In light of all of this, let’s consider Hayley Dixon’s recent Telegraph article, “Hospital told police patient was not raped because alleged attacker was transgender.” Dixon reported that the House of Lords has recently been informed that, despite the assault being confirmed through closed-circuit television and witnesses, the hospital told police “there was no male in the hospital, therefore the rape could not have happened.”
The issue was raised with the House of Lords by Baroness Nicholson of WInterborn, who attributed it as a direct result of NHS policy. “The result of Annex B is that hospital trusts inform ward sisters and nurses that if there is a male, as a trans person, in a female ward, and a female patient or anyone complains, they must be told that it is not true – there is no male there,” she told the upper chamber. The victim, she told them, almost came to the edge of a nervous breakdown during the year it took for the hospital to admit the assault had occurred, because ”being disbelieved about being raped in hospital has been such an appalling shock.”
The article goes on to describe conflict between the interests of women’s groups and those of trans rights campaigners. LGBT adviser Dr. Michael Bradey promised that the “commitment from the team leading on the review is supporting the maintenance/strengthening of trans rights in the update. Meanwhile, Baroness Fox of Buckley referred to him as “the opposite of impartial” and called the review “not satisfactory” because it has “no public terms of reference” and is being “carried out in secret.” In response to the complaints of Lady Fox and Lady Nicholson, Lord Etherson QC is quoted as arguing that the current policy was “entirely appropriate and consistent with the anti-discrimination law in the Equality Act.”

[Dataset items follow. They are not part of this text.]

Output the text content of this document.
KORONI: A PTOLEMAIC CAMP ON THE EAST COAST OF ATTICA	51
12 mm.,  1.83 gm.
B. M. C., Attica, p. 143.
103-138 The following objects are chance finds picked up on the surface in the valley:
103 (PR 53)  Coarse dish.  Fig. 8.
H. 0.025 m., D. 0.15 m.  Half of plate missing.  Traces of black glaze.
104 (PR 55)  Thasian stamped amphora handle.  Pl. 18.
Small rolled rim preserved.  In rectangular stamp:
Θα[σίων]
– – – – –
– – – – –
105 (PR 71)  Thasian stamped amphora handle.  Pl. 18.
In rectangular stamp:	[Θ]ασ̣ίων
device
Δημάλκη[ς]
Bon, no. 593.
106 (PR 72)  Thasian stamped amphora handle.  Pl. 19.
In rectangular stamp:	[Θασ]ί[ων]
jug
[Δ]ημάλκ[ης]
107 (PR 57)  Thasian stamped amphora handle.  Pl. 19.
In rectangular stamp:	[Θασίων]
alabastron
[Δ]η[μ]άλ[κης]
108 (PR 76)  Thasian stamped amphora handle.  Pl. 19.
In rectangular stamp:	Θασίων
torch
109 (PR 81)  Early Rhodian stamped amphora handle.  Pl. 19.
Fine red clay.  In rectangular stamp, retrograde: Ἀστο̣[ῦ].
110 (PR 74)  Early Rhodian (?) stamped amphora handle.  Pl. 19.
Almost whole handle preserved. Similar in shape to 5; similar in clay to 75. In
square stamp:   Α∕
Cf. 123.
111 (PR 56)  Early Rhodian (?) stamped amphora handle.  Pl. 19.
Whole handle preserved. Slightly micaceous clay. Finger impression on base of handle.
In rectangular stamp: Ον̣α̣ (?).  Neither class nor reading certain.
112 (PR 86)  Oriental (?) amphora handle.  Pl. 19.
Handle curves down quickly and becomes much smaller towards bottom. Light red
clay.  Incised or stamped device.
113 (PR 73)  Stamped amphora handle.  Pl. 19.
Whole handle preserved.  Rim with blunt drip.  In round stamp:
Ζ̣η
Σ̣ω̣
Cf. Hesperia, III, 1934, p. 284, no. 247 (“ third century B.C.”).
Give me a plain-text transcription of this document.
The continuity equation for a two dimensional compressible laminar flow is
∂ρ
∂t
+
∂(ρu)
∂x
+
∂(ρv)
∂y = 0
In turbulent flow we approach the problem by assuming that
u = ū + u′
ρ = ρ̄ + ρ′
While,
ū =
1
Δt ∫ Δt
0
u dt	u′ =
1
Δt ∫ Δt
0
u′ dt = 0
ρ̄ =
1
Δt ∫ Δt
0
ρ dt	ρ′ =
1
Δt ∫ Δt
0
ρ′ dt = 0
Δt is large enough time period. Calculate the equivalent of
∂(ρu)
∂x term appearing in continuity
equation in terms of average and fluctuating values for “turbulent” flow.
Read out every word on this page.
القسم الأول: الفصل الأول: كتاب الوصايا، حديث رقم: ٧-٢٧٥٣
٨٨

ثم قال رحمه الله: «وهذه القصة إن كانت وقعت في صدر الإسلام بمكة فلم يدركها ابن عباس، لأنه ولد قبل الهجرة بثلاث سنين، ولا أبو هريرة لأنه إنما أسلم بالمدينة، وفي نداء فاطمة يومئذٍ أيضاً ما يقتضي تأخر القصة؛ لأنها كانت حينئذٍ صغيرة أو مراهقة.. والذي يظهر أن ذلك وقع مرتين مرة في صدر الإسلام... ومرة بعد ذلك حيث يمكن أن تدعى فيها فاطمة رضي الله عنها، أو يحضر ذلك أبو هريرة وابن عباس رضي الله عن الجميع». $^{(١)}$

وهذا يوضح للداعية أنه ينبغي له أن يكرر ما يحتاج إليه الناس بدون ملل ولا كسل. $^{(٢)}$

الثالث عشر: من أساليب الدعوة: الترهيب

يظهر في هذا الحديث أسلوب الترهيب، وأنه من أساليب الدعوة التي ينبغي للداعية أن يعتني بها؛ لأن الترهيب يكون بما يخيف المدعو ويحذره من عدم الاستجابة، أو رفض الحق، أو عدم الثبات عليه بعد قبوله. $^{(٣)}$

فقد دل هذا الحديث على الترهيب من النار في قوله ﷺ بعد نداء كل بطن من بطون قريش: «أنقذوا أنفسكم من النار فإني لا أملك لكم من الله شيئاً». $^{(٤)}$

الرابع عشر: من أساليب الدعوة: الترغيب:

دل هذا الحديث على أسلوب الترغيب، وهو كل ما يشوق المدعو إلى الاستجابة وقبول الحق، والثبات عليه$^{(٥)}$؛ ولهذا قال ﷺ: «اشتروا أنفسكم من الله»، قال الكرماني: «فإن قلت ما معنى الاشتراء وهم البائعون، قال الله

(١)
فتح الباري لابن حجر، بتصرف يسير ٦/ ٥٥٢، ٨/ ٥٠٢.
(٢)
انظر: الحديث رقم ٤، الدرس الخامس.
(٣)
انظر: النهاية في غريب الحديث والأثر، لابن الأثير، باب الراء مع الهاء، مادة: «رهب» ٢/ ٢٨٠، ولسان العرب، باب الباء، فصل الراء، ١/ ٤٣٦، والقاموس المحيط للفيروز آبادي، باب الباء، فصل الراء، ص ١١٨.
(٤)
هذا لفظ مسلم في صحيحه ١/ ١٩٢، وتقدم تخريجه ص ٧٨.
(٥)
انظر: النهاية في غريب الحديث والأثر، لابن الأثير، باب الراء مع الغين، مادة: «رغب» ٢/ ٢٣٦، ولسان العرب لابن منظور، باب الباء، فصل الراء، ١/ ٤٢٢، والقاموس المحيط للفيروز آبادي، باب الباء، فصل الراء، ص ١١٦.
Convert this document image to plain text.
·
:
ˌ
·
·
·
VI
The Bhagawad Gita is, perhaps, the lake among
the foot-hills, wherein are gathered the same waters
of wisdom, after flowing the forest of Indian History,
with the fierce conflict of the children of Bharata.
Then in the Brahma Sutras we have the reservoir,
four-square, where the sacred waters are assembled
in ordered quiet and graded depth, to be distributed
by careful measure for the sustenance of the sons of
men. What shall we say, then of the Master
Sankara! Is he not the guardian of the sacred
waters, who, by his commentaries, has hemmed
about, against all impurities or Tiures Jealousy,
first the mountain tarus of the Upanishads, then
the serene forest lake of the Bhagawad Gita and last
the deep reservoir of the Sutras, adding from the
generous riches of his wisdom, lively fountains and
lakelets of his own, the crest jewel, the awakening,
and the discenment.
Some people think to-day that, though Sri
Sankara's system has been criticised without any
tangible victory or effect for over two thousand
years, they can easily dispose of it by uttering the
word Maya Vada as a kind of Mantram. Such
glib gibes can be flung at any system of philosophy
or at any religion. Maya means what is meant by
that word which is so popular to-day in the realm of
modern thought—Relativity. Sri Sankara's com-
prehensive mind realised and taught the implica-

The complaints of the women of the House of Lords would be familiar to victims of female-perpetrated sexual assault, especially male victims who experienced the imposition of reproductive sex, and then were told they were not rape victims because women cannot commit rape. While it is reasonable that there is outrage over the bad policy and subsequent gaslighting in the hospital incident, it certainly begs the question as to why there is no such outrage over the plight of similarly marginalized male victims. Does being excluded from recognition as a victim of rape really only look like a problem when a woman experiences it?
If so, why would that be the case? How can that be viewed as equal treatment?
And if we are to accept that transwomen are women regardless of whether they have transitioned, or not, isn’t defining rape around the use of a penis also discrimination against them? After all, other women cannot be charged with rape, but non-op and pre-op transwomen can… can’t they?